261. Head

261. Head

Terracotta
H: 19 cm
From Nok (Northern Nigeria)
Nok Culture
c. 500 B.C. - A.D. 200
Ex: Koro hunter from Masaru
Neville de Bourbel Priestley, Somerset (1936-1972)

Nok terracottas were built up in wet clay, parts formed by cutting away and while still plastic certain details incised and impressed on the surface before firing. This example was built up piecemeal, traces of fingers and of a rudimentary implement still visible on the inside.

Surface adornments such as tresses of hair would have been made separately and applied, and the terracottas may have been covered with a slip before burnishing. This head is of a grey red clay mix with small particles of quartz and mica.

The face has the typical Nok style almond shape of eyes, punched eyebrows and the ears, outlined by two braids of hair, are surmounted by a cross which may be the artist's signature. Both the pupils and the ears have been pierced. The head is surmounted by a cap and the neck is adorned with thick strands that may represent necklaces of plaited fibres.

Bernard Fagg saw a similarity in the shape of this head with one[1] in Jos and with two figures [2] also in Jos. We think that the smaller kneeling one [3] is probably by the same hand as the present head [4].

Nok is the name given to the culture because the first terracotta sculptures of this hitherto unknown art were found six to forty-two feet deep on the western part of the Jos Plateau, in a village called Nok where tin was being mined in alluvial deposits.

The first example appeared in the 1920s, unidentified, and in the 1940s, Bernard Fagg proceeded to look out for and collect these terracottas. The dating is based on radio carbon and geological data.

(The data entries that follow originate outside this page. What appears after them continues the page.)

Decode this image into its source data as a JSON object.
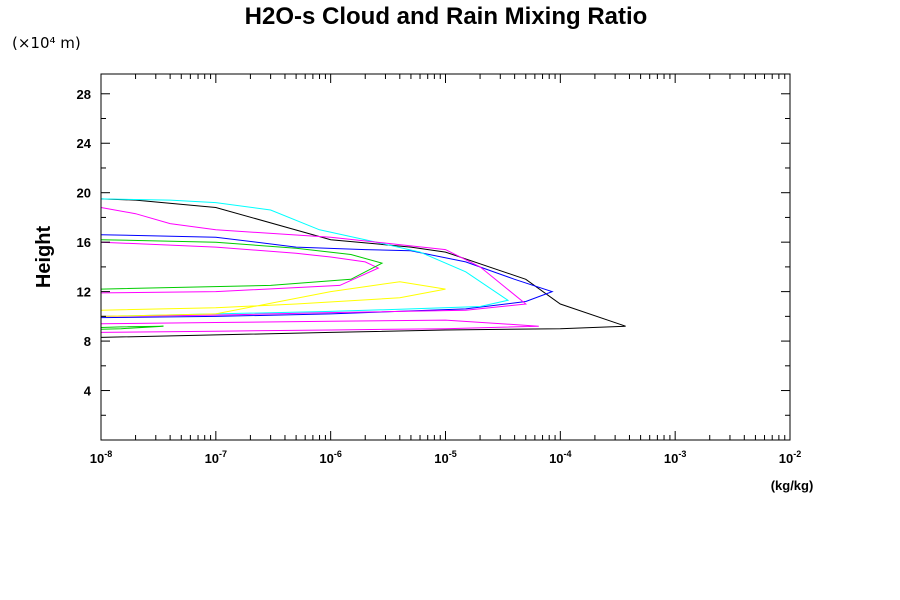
{
  "chart_data": {
    "type": "line",
    "title": "H2O-s Cloud and Rain Mixing Ratio",
    "y_scale_label": "(×10⁴ m)",
    "ylabel": "Height",
    "xlabel_unit": "(kg/kg)",
    "xscale": "log",
    "xlim": [
      1e-08,
      0.01
    ],
    "ylim": [
      0,
      29.6
    ],
    "x_tick_base": "10",
    "x_ticks": [
      {
        "value": 1e-08,
        "exp": "-8"
      },
      {
        "value": 1e-07,
        "exp": "-7"
      },
      {
        "value": 1e-06,
        "exp": "-6"
      },
      {
        "value": 1e-05,
        "exp": "-5"
      },
      {
        "value": 0.0001,
        "exp": "-4"
      },
      {
        "value": 0.001,
        "exp": "-3"
      },
      {
        "value": 0.01,
        "exp": "-2"
      }
    ],
    "y_ticks": [
      4,
      8,
      12,
      16,
      20,
      24,
      28
    ],
    "grid": false,
    "series": [
      {
        "color": "#000000",
        "x": [
          1e-08,
          2e-08,
          1e-07,
          1e-06,
          5e-06,
          1e-05,
          5e-05,
          0.0001,
          0.00037,
          0.0001,
          1e-05,
          1e-06,
          1e-07,
          1e-08
        ],
        "y": [
          19.5,
          19.4,
          18.8,
          16.2,
          15.6,
          15.2,
          13.0,
          11.0,
          9.2,
          9.0,
          8.9,
          8.7,
          8.5,
          8.3
        ]
      },
      {
        "color": "#0000ff",
        "x": [
          1e-08,
          1e-07,
          5e-07,
          2e-06,
          5e-06,
          1.5e-05,
          4e-05,
          8.5e-05,
          5e-05,
          1.5e-05,
          1e-06,
          1e-07,
          1e-08
        ],
        "y": [
          16.6,
          16.4,
          15.6,
          15.4,
          15.3,
          14.4,
          13.0,
          12.0,
          11.2,
          10.6,
          10.2,
          10.0,
          9.9
        ]
      },
      {
        "color": "#00ffff",
        "x": [
          1e-08,
          4e-08,
          1e-07,
          3e-07,
          8e-07,
          2e-06,
          6e-06,
          1.5e-05,
          3.5e-05,
          2e-05,
          5e-06,
          1e-06,
          1e-07,
          1e-08
        ],
        "y": [
          19.5,
          19.4,
          19.2,
          18.6,
          17.0,
          16.2,
          15.2,
          13.6,
          11.3,
          10.8,
          10.6,
          10.4,
          10.2,
          10.0
        ]
      },
      {
        "color": "#ff00ff",
        "x": [
          1e-08,
          1e-07,
          5e-07,
          1e-06,
          2e-06,
          2.6e-06,
          1.2e-06,
          1e-07,
          1e-08
        ],
        "y": [
          16.0,
          15.6,
          15.1,
          14.8,
          14.4,
          13.9,
          12.5,
          12.0,
          11.9
        ]
      },
      {
        "color": "#00cc00",
        "x": [
          1e-08,
          1e-07,
          5e-07,
          1.5e-06,
          2.8e-06,
          1.5e-06,
          3e-07,
          1e-08
        ],
        "y": [
          16.2,
          16.0,
          15.5,
          15.0,
          14.3,
          13.0,
          12.5,
          12.2
        ]
      },
      {
        "color": "#ff00ff",
        "x": [
          1e-08,
          2e-08,
          4e-08,
          1e-07,
          1e-06,
          1e-05,
          2e-05,
          5e-05,
          1.5e-05,
          1e-06,
          1e-07,
          1e-08
        ],
        "y": [
          18.8,
          18.3,
          17.5,
          17.0,
          16.4,
          15.4,
          14.0,
          11.0,
          10.5,
          10.3,
          10.1,
          10.0
        ]
      },
      {
        "color": "#ffff00",
        "x": [
          1e-08,
          1e-07,
          1e-06,
          4e-06,
          1e-05,
          4e-06,
          5e-07,
          1e-07,
          1e-08
        ],
        "y": [
          10.0,
          10.2,
          12.0,
          12.8,
          12.2,
          11.5,
          11.0,
          10.7,
          10.5
        ]
      },
      {
        "color": "#ff00ff",
        "x": [
          1e-08,
          1e-07,
          1e-06,
          1e-05,
          6.5e-05,
          1e-05,
          1e-06,
          1e-07,
          1e-08
        ],
        "y": [
          9.4,
          9.5,
          9.6,
          9.7,
          9.2,
          9.0,
          8.9,
          8.8,
          8.7
        ]
      },
      {
        "color": "#00cc00",
        "x": [
          1e-08,
          1.5e-08,
          3.5e-08,
          1.5e-08,
          1e-08
        ],
        "y": [
          9.1,
          9.15,
          9.2,
          9.0,
          8.95
        ]
      }
    ]
  }
}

The previous owner of the present example, a professional white hunter in Nigeria who later retired to England, told me the following: "The actual date of the finding of this (head) is not known. It was found by a Koro pagan hunter 'many years ago' when hunting at Nok. His village was Masaru, about 12 miles west of Nok, in the Zaria province of Northern Nigeria. We hunted together for many years and before he died, as I was travelling at the time, he told his eldest son to give it to me, saying, to 'bring me luck and safety in hunting'. My Koro friend had set it up in his abode and always made offerings to it before we left on a hunting expedition and, though we had some very narrow escapes, no harm ever befell either of us".

We wonder whether the head had something to do with this.

Evidence so far and conjecture point to the Nok culture being an agricultural society proficient in iron smelting and forging. A society hierarchically structured with a common religious and/or political focus.

The Nok people probably practised ancestor cult and believed in witchcraft. An element of ancestor worship is usual in West African belief.

Religious in purpose as evidenced by their subject and attitude, many of the Nok terracotta figures were cult objects and commemorative figures representing deities, spirit figures, mythical beings or deified ancestors. The sculptures are imbued with both vitality and life. The strength of the psychic content that we feel inherent in this head leads us to see in it an expression of its importance as the seat of vital strength.

Nok sculpture in terracotta, the oldest we know of in Africa so far, is of such sophistication and technical excellence that it cannot be an act of spontaneous creativity and must be preceded by a developed tradition. It has high artistic merit both in form and beauty. Furthermore, it may possibly have had a profound influence, even if only a collateral one, on subsequent Yoruba art tradition, after having meanwhile contributed to various expressions of terracotta sculpture.

Though the transition in time and space between Nok and Yoruba is largely unaccounted for, we feel that future discoveries may give the answer, as was the case with Greece for the period between Mycenaean and Geometric.

Exhibited and Published:
Arts africains dans les collections genevoises, cat. no. 86, pp. 103, 46 fig. 22.
Afrikanische Keramik, cat. no. 43, p. 206 col. pl. 1.
Ouvertures sur l'art africain, cat. no.3, pp. 57, 19 ill.
Corps sublimes, cat. no. 19, pp. 249, 17 ill.

Published:
Fagg, B: Nok Terracottas (Lagos, 1977), no. 59, pl. 59.
Arseniev, V.: Culture de l'ancienne espace nigérienne,"Hermitage Readings". The George Ortiz Collection,
St. Petersburg (12 April 1993), pp. 18-22, 27.


Ethnography Glossary







1 Jos Museum 70 J 20.9: Fagg, B.: Nok Terracottas, no. 10.

2 Jos Museum 60 J 2; 70 J 20.10: Fagg, B: op. cit., nos. 15, 20.

3 Jos Museum 60 J 2: Fagg, B: op. cit., no. 15

4 On account of its appearance and the feeling which it exudes.